Best teachers, better counseling top school-survey goals
Original post made on Apr 13, 2008
Read the full story here Web Link posted Friday, April 11, 2008, 12:00 AM
on Apr 13, 2008 at 12:14 pm
Wait a second, let me get this straight. First, parents are asked to choose between foreign language instruction at elementary schools and other all-encompassing no-brainer priorities such as "hiring good teachers". Second, parents of middle and high school kids are asked to think of how important elementary school foreign language instruction is for THEIR child. Finally, to further minimize the risk that foreign language instruction will be chosen as a priority, if parents have children in elementary schools and in middle or high school, they are asked to pretend that their youngest child does not exist for purpose of filling out the survey. Then, amazingly, and in spite of all this, 46%!!! of parents chose foreign language elementary school education as a priority for their child, and that is a BITTER PILL for those supporting foreign language education? Get real!
True, between 1. oxygen and 2. preventing the release of predatory animals on school grounds, and 3. foreign language education, foreign language education is only a third priority, but there is a clear groundswell of parent opinion in favor of foreign language education as a key curriculum priority for elementary school. The PAUSD has the world's most amazing and committed teachers---let's not allow administrators to stop us from bringing the curriculum into the 21st century! What's shocking is not only that the PAUSD administration is so oblivious to parents' stated priorities, but also that they are apparently not capable of finding a less obvious way of manipulating the survey results.

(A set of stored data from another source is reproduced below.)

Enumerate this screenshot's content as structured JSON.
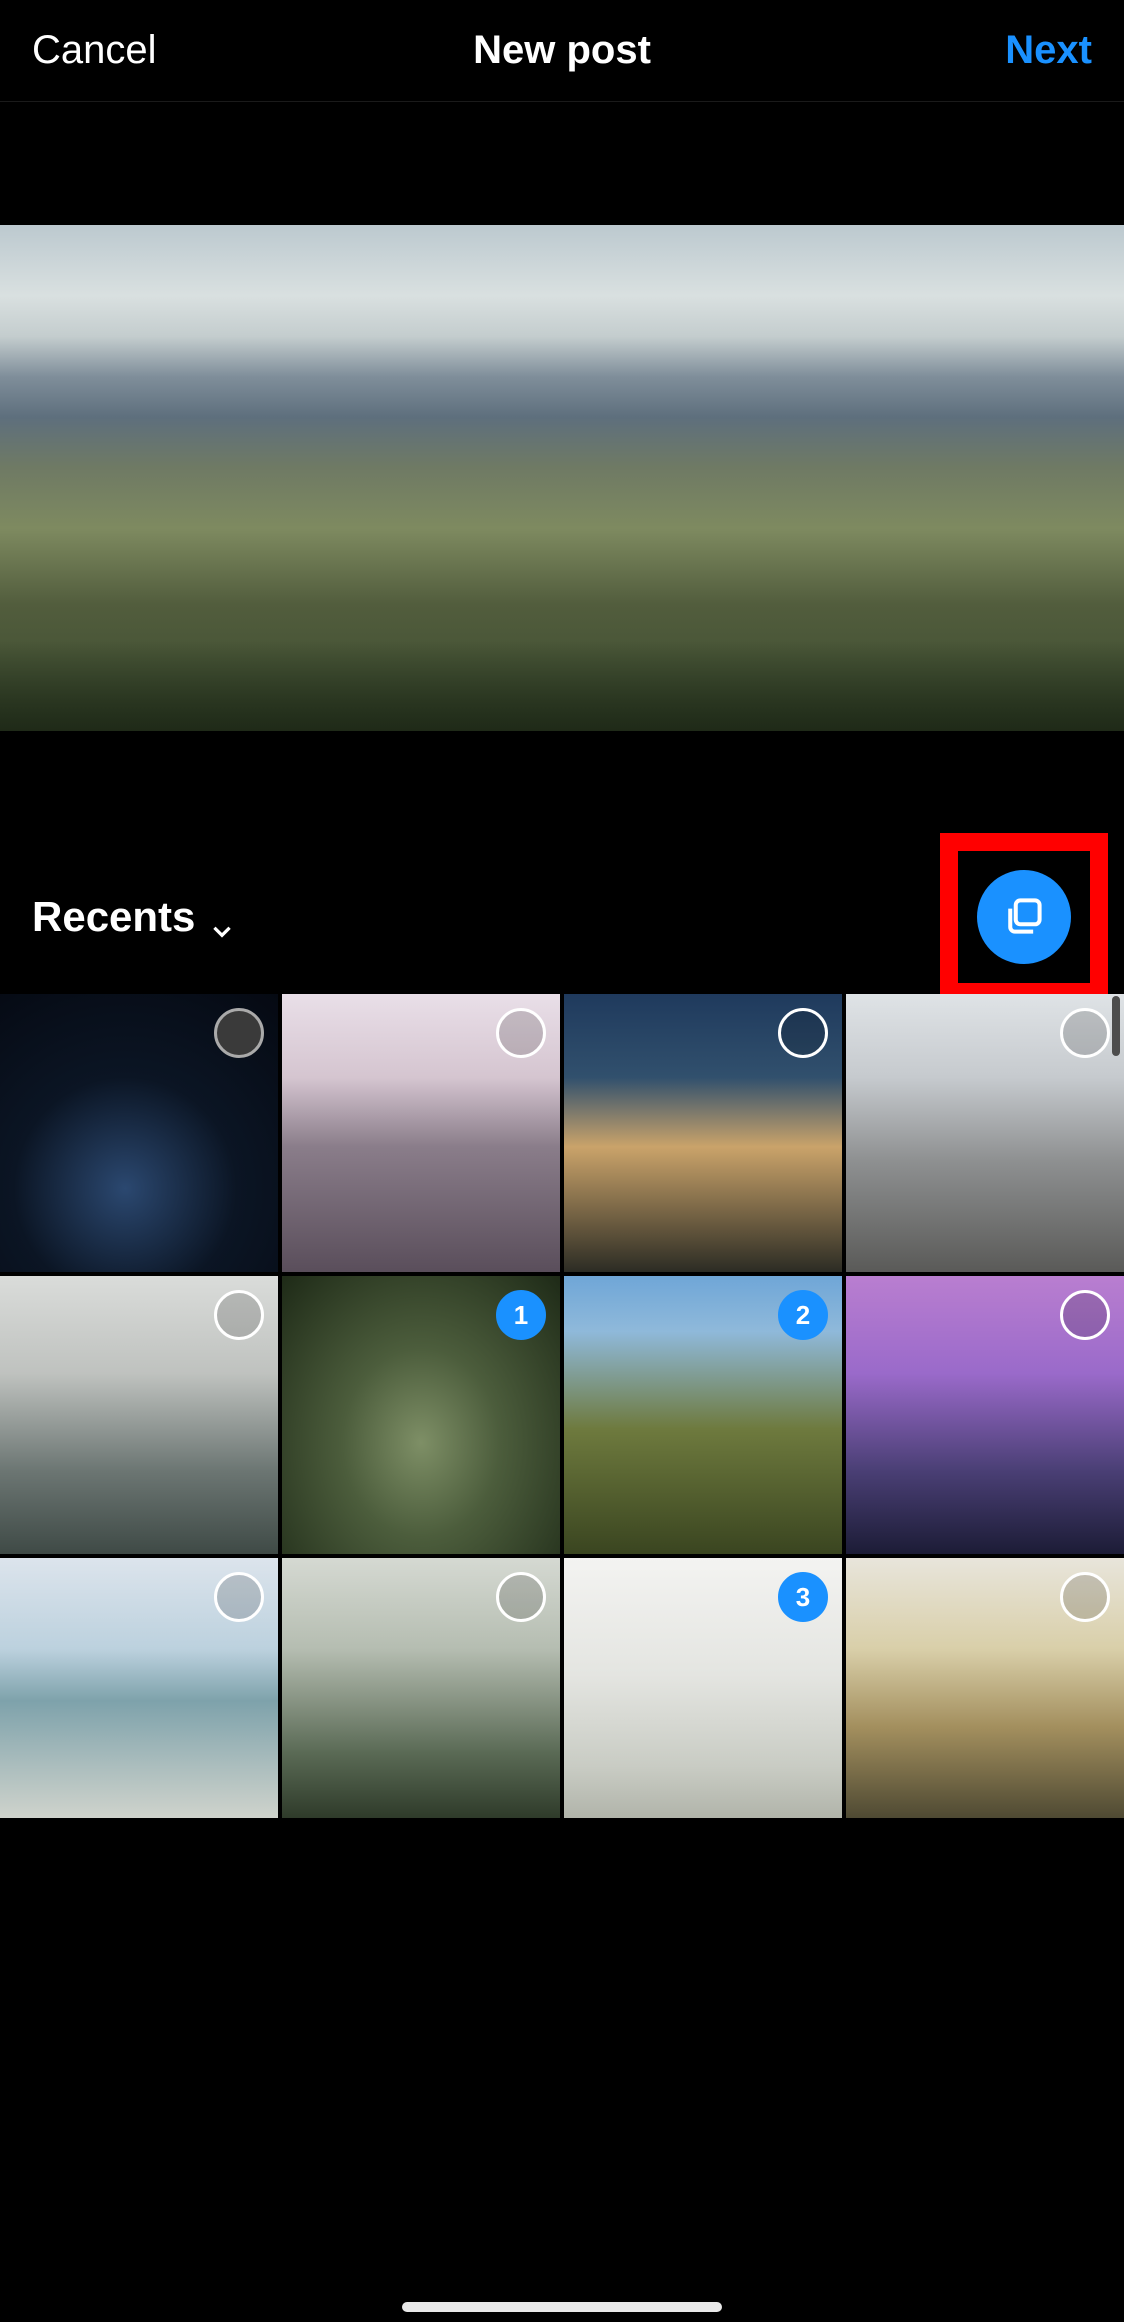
{
  "header": {
    "cancel_label": "Cancel",
    "title": "New post",
    "next_label": "Next",
    "next_color": "#1a91ff"
  },
  "album": {
    "label": "Recents"
  },
  "multi_select": {
    "active": true,
    "button_color": "#1a91ff",
    "highlight_color": "#ff0000",
    "icon": "stacked-squares-icon"
  },
  "grid": {
    "columns": 4,
    "items": [
      {
        "id": "t1",
        "palette": "g-night-city",
        "selected": false,
        "order": null,
        "is_current": true
      },
      {
        "id": "t2",
        "palette": "g-mountain-snow",
        "selected": false,
        "order": null,
        "is_current": false
      },
      {
        "id": "t3",
        "palette": "g-sunset-clouds",
        "selected": false,
        "order": null,
        "is_current": false
      },
      {
        "id": "t4",
        "palette": "g-city-aerial",
        "selected": false,
        "order": null,
        "is_current": false
      },
      {
        "id": "t5",
        "palette": "g-overcast-hills",
        "selected": false,
        "order": null,
        "is_current": false
      },
      {
        "id": "t6",
        "palette": "g-hairpin-road",
        "selected": true,
        "order": "1",
        "is_current": false
      },
      {
        "id": "t7",
        "palette": "g-hill-village",
        "selected": true,
        "order": "2",
        "is_current": false
      },
      {
        "id": "t8",
        "palette": "g-purple-dusk",
        "selected": false,
        "order": null,
        "is_current": false
      },
      {
        "id": "t9",
        "palette": "g-coast-city",
        "selected": false,
        "order": null,
        "is_current": false,
        "partial": true
      },
      {
        "id": "t10",
        "palette": "g-valley-haze",
        "selected": false,
        "order": null,
        "is_current": false,
        "partial": true
      },
      {
        "id": "t11",
        "palette": "g-white-mist",
        "selected": true,
        "order": "3",
        "is_current": false,
        "partial": true
      },
      {
        "id": "t12",
        "palette": "g-golden-town",
        "selected": false,
        "order": null,
        "is_current": false,
        "partial": true
      }
    ]
  }
}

on Apr 13, 2008 at 1:16 pm
Seems like the district is doing a decent job of controlling the process and driving to a result they want. That's a far cry better than the process that gave us MI and the former Super's melt-down.
FLES is way expensive (see TF report); way disruptive (according to the principals); and way less important than doing a good job delivering the fundamentals for a good price. Parents who think it is a top priority for them can easily sign-up for after-school/weekend programs or private schools.
To let it become a cause celebre ("MI got theirs; we want ours") would just create another sideshow on a second tier isse. So good for Skelly et al for keeping the process under control.
on Apr 13, 2008 at 5:47 pm
From my recollection, we were asked to choose 5 priorities and put them in order. The fact that someone may have put languages 3rd, 4th or 5th does not mean that they are low priorities. The low priorities are the ones that have not been picked at all. It is very hard to choose the order of top five, in my opinion choosing five means that they are all important, not just the top 1.